Total Bias = Bias ref method + Bias meter method + Bias Preanalytic Total CV = ( CV ref method 2 + CV meter method 2 + CV Preanalytic 2 ) 1 2

Awareness that the simulations in this report are intended to mimic clinical trial conditions with total bias and total imprecision offers new insight to interpret the results for BGMS and SMBG models in Figures 1 and 2. The BGMS model in Figure 1 determined that a maximum total imprecision of 6% was required with no bias, and with total bias of +10 mg/dL the total imprecision allowed was reduced to 5% to achieve the 95% performance expectation. The challenge of pre-market evaluations is that the bias and imprecision contributed by preanalytic processes or reference methods are not zero, which reduces the precision and bias allowed for glucose meters, as shown in the equations presented earlier. This study did not establish the bias and imprecision contributed by preanalytic processes and the reference method. It is possible that bias conferred by preanalytic process could exceed the total bias allowed unless carefully controlled in the clinical trial design. The impact of precision can be estimated.
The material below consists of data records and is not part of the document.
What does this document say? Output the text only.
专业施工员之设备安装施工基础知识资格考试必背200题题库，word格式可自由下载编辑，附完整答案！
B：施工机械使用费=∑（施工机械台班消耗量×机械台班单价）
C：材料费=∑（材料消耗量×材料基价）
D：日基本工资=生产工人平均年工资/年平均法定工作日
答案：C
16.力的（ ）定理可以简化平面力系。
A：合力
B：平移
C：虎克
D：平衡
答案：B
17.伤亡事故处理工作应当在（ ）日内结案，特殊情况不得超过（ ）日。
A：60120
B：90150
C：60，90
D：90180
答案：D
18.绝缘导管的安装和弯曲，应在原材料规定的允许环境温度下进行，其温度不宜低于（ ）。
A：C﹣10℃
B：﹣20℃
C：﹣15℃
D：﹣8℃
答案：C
For example, using the equations presented earlier, if the total precision allowed is 5% and the CV_{ref method} is 2% and CV_preanalytic is 2%, then the precision remaining for the CV_{meter method} is 2.8%.

The SMBG model outcomes shown in Figure 2 determined that a maximum total imprecision of 6% was required at no bias, and with a total bias of +10 mg/dL the total imprecision allowed was reduced to 4% to achieve the 98% FDA expectation. The simulation outcomes in Figure 2 indicate that the SMBG criteria are more relaxed than the BGMS criteria in Figure 1, but only modestly increased total imprecision and increased total bias can occur to meet the 98% FDA SMBG expectations.

This study has several limitations: This analysis involves a simulation model rather than collection and analysis of experimental data and all models are incomplete representations of reality. All simulation models are subject to this criticism; however, it should be noted that the studies described in this report are well suited for simulation analyses rather than expensive clinical trials that would require very large numbers of participants. This simulation model addresses imprecision and bias but does not consider protocol-specific bias or random patient interferences. ¹³ Real-world paired meter and central laboratory results demonstrate the sum of all types of error and this simulation model offers useful insight into a portion of the real-world error. ¹⁴ This analysis was limited to use of a single Gaussian distribution of glucose values, and evaluation of other artificial or natural glucose datasets was beyond the scope of this report. The Gaussian distributions are highly reproducible and convenient but are incomplete representations of post-market errors that may lead to skewed glucose distributions. Boyd and Bruns found that simulation models for glucose error are not sensitive to the frequency distribution of glucose values but this observation needs to be further investigated by future studies. ⁸

In conclusion, strict protocols for glucose meter clinical trials will be required to achieve <10 mg/dL total bias and total imprecision of <5%. Total imprecision and bias values assessed in models in this study represent the sum of components of imprecision and bias for the glucose meters, the reference method, and preanalytic processes. Variation in each component needs to be considered in the design, performance, and interpretation of pre-market clinical trials to meet the 2018 FDA guidance criteria for BGMS and SMBG systems.